You know, I was debating an evangelical professor on NPR and this professor said, ‘Pastor, don’t you want a candidate who embodies the teaching of Jesus and would govern this country according to the principles found in the Sermon on the Mount?’ I said, ‘Heck no.’ I would run from that candidate as far as possible, because the Sermon on the Mount was not given as a governing principle for this nation.
Nowhere is government told to forgive those who wrong it, nowhere is government told to turn the other cheek. Government is to be a strongman to protect its citizens against evildoers. When I’m looking for somebody who’s going to deal with ISIS and exterminate ISIS, I don’t care about that candidate’s tone or vocabulary, I want the meanest, toughest, son of a you-know-what I can find, and I believe that’s biblical.
But Jeffress really did say that. You can listen to the radio show clip in which he says it.This is Martin Luther’s famous doctrine of the two kingdoms in a nutshell. The teaching of Jesus is for individuals to practice or not as they see fit. Government – even Christians in government – should not be merciful in the way Christians are taught to be.

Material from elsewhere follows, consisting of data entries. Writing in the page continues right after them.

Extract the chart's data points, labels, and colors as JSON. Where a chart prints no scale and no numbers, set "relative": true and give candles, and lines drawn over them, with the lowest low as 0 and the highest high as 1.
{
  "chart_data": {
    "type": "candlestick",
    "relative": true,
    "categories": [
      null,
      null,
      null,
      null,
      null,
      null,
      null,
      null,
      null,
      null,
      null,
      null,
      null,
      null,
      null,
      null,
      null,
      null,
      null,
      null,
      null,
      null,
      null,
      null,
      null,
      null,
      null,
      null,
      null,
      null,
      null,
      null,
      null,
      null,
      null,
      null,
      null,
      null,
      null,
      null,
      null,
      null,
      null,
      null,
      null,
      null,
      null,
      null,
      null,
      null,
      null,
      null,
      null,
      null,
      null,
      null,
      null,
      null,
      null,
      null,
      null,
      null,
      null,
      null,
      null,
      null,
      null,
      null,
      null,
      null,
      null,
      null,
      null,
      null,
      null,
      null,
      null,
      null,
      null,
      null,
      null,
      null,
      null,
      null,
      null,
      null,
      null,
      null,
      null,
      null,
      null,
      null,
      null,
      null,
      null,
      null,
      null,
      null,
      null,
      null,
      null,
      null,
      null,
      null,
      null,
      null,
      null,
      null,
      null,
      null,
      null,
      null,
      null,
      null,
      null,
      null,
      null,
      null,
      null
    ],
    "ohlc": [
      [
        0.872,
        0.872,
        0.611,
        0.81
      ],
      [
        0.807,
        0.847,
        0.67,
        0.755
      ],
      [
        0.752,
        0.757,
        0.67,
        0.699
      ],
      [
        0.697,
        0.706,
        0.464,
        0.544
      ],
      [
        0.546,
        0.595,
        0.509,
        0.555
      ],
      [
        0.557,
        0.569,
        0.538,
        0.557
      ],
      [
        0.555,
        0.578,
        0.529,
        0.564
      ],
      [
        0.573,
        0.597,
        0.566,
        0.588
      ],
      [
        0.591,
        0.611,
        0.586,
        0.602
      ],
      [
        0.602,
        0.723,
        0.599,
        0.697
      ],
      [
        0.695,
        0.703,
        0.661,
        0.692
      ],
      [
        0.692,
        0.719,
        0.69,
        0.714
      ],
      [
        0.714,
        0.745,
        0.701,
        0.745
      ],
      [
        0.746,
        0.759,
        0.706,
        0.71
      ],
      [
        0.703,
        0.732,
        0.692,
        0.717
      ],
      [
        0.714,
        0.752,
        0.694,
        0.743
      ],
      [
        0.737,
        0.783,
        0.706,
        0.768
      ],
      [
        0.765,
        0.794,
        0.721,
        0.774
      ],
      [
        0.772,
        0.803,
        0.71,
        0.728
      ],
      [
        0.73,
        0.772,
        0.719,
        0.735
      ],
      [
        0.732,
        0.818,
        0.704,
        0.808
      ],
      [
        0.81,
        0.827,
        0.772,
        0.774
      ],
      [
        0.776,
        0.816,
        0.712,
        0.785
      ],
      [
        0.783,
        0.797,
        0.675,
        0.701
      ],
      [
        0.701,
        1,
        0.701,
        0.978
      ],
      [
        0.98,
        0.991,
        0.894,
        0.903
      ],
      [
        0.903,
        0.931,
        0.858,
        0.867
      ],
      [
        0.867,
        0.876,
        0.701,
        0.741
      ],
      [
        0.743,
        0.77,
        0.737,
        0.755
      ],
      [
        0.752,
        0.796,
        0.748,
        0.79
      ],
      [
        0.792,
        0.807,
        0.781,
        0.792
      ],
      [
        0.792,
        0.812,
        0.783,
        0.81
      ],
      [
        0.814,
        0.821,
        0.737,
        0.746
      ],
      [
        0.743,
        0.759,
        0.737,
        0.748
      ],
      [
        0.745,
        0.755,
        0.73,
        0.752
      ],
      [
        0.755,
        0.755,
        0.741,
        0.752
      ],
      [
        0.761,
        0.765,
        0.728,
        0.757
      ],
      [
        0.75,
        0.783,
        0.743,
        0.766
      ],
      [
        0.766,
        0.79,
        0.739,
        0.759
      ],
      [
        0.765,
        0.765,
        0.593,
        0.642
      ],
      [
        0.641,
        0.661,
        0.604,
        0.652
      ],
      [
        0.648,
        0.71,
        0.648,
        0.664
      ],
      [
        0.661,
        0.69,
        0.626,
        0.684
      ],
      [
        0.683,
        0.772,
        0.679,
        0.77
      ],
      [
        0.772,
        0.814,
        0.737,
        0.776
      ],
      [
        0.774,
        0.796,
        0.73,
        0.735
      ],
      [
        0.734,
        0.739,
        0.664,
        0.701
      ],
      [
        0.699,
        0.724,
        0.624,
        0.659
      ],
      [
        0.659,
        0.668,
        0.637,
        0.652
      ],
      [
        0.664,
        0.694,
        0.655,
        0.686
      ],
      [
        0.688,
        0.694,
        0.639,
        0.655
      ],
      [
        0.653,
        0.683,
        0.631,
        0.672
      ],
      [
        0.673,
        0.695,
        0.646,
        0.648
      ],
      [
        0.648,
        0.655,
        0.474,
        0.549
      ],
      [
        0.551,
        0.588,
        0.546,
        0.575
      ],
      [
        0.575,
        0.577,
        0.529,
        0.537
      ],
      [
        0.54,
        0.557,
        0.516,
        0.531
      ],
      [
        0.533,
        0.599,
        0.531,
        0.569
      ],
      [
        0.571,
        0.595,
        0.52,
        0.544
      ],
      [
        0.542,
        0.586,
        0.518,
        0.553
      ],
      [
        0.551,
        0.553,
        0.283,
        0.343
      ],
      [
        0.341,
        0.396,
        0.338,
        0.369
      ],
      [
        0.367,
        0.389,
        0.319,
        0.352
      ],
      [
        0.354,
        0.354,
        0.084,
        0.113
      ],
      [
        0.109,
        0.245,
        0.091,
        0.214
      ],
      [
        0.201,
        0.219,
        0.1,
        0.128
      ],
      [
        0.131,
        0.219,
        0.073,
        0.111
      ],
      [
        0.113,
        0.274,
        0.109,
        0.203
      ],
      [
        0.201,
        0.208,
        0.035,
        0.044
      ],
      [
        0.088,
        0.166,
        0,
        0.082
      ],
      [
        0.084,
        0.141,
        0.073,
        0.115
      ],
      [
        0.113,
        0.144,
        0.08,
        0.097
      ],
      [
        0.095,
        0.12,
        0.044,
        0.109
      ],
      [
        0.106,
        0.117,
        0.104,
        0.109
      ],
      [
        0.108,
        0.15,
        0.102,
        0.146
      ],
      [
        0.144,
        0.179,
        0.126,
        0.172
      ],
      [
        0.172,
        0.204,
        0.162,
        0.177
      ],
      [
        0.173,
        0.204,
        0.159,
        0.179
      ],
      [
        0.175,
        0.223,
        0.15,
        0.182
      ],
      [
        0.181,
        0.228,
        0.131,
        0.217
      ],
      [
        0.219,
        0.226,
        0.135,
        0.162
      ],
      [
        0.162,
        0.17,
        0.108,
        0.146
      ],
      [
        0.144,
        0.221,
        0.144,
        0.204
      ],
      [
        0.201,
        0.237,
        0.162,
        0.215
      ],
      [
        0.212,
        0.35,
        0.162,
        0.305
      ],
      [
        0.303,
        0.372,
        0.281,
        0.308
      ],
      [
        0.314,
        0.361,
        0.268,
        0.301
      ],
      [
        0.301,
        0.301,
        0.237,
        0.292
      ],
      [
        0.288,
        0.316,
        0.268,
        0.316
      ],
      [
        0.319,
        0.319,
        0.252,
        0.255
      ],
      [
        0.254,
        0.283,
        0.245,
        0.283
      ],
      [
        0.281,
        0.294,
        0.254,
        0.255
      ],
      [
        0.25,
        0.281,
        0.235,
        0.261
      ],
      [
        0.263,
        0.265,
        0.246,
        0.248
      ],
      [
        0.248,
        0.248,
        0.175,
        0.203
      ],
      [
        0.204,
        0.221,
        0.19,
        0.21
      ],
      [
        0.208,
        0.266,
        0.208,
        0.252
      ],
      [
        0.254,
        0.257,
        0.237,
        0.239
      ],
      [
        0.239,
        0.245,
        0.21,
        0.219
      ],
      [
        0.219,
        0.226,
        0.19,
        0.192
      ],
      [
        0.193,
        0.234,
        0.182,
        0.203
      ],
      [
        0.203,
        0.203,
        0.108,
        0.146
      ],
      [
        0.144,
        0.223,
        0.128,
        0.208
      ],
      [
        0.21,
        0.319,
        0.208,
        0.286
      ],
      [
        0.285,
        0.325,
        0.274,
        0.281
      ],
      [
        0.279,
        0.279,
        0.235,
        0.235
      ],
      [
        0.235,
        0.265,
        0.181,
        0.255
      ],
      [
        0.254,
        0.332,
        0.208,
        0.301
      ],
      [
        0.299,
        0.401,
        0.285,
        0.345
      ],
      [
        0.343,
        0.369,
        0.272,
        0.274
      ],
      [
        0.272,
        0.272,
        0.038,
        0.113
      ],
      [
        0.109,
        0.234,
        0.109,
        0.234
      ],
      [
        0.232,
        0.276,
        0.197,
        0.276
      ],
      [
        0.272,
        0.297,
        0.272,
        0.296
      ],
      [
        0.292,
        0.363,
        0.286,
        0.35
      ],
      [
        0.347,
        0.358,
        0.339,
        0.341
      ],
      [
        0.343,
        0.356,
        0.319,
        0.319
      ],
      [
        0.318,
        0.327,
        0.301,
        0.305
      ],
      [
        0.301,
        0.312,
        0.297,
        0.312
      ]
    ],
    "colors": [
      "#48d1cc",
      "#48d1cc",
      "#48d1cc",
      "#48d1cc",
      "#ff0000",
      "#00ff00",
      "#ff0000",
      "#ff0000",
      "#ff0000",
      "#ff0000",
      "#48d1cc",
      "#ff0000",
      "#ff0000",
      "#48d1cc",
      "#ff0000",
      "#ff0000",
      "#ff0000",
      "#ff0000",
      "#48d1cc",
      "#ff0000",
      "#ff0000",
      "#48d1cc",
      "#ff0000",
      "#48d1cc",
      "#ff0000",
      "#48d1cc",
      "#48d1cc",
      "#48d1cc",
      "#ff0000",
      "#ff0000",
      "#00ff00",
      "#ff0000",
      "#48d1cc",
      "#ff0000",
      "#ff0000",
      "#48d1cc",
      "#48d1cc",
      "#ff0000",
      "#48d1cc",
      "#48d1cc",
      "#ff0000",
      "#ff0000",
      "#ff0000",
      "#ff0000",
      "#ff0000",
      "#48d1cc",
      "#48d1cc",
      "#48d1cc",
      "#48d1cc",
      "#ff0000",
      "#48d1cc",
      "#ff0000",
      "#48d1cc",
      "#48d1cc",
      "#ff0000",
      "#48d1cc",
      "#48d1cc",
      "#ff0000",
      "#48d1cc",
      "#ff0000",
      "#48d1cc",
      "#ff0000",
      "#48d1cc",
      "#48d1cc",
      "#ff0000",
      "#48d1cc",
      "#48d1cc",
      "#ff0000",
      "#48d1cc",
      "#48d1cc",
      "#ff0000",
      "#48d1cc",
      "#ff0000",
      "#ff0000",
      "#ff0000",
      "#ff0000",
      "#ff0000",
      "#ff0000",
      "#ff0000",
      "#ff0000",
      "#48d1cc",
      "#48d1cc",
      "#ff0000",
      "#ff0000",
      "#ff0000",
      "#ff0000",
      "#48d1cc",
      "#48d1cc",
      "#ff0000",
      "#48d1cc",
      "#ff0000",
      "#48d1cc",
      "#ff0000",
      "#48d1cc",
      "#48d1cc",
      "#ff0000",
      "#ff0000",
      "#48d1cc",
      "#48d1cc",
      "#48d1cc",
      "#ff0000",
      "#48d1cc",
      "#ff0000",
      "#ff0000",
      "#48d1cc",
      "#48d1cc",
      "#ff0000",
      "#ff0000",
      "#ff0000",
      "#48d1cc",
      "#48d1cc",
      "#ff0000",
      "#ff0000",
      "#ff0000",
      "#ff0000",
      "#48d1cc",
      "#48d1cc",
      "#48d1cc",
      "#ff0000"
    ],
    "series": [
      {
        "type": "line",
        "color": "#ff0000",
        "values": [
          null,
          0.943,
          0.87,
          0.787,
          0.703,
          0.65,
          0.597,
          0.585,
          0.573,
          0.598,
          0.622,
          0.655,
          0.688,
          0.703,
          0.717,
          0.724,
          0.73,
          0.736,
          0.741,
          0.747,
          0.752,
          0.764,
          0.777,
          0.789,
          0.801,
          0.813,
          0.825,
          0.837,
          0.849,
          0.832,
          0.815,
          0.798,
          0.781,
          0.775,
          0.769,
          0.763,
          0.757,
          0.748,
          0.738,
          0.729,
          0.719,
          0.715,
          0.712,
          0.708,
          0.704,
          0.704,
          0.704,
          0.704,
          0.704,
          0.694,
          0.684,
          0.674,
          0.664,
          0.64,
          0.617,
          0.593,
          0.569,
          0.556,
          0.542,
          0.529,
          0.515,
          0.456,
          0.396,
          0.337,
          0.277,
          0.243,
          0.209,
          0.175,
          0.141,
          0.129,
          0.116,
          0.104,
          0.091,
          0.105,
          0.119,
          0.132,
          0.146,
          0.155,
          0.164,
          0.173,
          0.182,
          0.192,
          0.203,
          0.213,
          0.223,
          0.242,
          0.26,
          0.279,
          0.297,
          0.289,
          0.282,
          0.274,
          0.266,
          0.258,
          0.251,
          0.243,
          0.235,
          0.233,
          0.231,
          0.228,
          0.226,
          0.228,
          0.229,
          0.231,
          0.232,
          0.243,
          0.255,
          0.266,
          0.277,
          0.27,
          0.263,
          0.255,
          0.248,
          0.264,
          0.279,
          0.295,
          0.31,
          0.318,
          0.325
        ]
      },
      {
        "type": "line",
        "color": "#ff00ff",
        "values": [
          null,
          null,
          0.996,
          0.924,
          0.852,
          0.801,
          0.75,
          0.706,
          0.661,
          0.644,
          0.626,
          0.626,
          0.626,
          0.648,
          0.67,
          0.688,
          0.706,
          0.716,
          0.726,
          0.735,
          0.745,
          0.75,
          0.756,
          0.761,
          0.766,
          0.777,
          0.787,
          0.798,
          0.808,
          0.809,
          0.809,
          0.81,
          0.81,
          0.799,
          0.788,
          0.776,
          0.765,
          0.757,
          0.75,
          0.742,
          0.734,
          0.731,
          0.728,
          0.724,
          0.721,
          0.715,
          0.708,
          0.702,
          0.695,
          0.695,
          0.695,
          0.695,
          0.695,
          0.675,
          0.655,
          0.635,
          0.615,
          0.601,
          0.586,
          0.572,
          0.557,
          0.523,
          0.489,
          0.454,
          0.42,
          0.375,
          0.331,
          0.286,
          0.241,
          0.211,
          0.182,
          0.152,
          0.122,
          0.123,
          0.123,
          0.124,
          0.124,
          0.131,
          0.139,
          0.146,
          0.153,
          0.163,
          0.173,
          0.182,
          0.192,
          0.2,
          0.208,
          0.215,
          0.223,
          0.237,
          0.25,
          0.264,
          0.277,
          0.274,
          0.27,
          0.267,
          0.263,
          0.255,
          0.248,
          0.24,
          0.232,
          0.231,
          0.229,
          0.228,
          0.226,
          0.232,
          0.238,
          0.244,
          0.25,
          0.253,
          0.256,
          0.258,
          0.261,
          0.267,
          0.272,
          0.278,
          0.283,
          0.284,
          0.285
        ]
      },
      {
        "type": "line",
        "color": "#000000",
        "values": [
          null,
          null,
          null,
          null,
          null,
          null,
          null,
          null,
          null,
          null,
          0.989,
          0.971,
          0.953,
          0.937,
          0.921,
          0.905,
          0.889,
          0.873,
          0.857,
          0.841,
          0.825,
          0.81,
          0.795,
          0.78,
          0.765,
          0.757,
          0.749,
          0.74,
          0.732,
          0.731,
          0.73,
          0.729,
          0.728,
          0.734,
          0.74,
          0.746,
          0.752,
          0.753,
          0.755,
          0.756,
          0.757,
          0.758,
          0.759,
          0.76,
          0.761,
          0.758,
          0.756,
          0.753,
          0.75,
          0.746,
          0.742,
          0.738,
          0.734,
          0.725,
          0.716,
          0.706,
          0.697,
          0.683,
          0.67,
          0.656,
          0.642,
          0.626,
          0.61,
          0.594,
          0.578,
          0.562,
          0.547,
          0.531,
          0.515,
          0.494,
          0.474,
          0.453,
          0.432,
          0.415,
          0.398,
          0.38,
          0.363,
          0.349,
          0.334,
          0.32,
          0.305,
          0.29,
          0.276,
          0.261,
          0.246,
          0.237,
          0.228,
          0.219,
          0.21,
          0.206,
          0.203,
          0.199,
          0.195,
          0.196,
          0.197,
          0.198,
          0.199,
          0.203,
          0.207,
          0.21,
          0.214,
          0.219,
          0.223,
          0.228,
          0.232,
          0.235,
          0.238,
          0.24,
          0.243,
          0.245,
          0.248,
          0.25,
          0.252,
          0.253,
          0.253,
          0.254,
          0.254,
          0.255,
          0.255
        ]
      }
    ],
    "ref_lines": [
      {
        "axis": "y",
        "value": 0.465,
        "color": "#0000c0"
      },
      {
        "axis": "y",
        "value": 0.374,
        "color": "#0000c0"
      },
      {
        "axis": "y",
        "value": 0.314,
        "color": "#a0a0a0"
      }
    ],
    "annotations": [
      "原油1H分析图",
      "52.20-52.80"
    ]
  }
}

The irony, of course, is that other conservative Christian views, about same-sex marriage or abortion for instance, I am quite certain that Jeffress and others like him would happily see enforced by government. But concern for the poor or love for enemies? No way.
It is saddening that this approach to ethics and morality is so widely held in the United States. And perhaps it is unsurprising, given that there is a natural congruence between the Lutheran doctrine of two kingdoms, and the American approach to separating church and state.
Yet last I heard, a lot of fundamentalists don’t want separation of church and state, either.
And so is this outlook simple hypocrisy, or is there something deeper that could help make sense of it?